L’attention accordée par l’auteur des Actes à la vraisemblance des détails ne saurait toutefois prouver l’authenticité de tous les événements relatés. Il convient de tenir compte de la structure de l’ensemble du récit, non limité à l’épisode philippien, ainsi que des intentions de l’auteur : il s’agissait pour ce dernier de démontrer 270l’innocence de l’apôtre, aussi bien face à la Loi juive que face aux lois romaines. De ce point de vue, la scène de l’emprisonnement de Paul à Philippes annonce la séquence de l’arrestation de l’apôtre en Judée où celui-ci proteste, de la même manière et avec les mêmes termes (Actes 22,25 : ἀκατάκριτος), contre le traitement arbitraire dont il est victime et où il fait également valoir sa qualité de citoyen romain, cette fois pour en appeler à l’empereur35. L’épisode philippien est, avec la scène de l’arrestation de Paul à Jérusalem, le seul endroit de tout le récit des Actes où il est question de la possession par l’apôtre de la citoyenneté romaine36. Il vaut la peine, dans ce contexte, de s’interroger à nouveau sur les raisons de la qualification de Philippes en tant que κολωνία en Actes 16,12, au tout début de l’épisode philippien. Il se peut que cette précision ait servi, par anticipation, à rendre la scène de l’arrestation de Paul encore plus dramatique et scandaleuse, étant entendu que les responsables du traitement infligé à l’apôtre étaient nécessairement eux-mêmes citoyens romains en tant que magistrats d’une colonie romaine et qu’à ce titre, ils n’étaient pas censés ignorer que les privilèges dont jouissait un individu doté de la citoyenneté romaine devaient le mettre à l’abri de ce genre de vexations. Un tel procédé paraîtrait cohérent avec l’intention apologétique de l’auteur des Actes, lequel a structuré son récit de manière à le faire culminer avec l’appel de Paul au tribunal de l’empereur, en disculpant l’apôtre et en mettant en évidence, au contraire, les manquements à la procédure pénale dus aux représentants des autorités romaines eux-mêmes dans les provinces. On ne peut toutefois exclure que le mot κολωνία ait été plutôt une interpolation, ajoutée a posteriori afin d’accentuer l’effet recherché, d’autant que ce terme figure en apposition à πόλις, comme s’il s’agissait de doubler ce mot en le commentant et en explicitant le statut juridique de Philippes37.

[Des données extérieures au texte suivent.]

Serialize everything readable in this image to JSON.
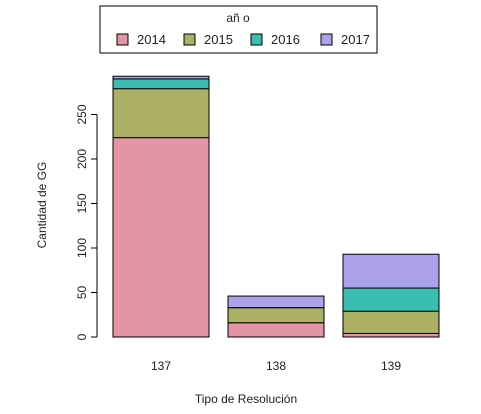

271Le public de la prédication
de Paul à Philippes
Le principal apport des sources épigraphiques qui ont été mises au jour sur le site archéologique de Philippes et sur le territoire dépendant de la ville antique est qu’elles nous permettent de raisonner sur la composition de la société de la colonie romaine. Les inscriptions, bien évidemment, ne sauraient livrer une photographie absolument fidèle et parfaitement représentative de la société philippienne, d’autant que la plupart d’entre elles sont difficilement datables avec exactitude. Les centaines d’épitaphes, de dédicaces votives et d’inscriptions honorifiques que l’on peut assigner à l’époque de la colonie, entre sa fondation et le milieu du iiie siècle ap. J.-C., nous autorisent, cependant, à reconstituer les principales catégories de la population locale et à déterminer l’origine ethnique, l’identité culturelle et le milieu social des habitants de Philippes au moment où Paul se rendit en Macédoine.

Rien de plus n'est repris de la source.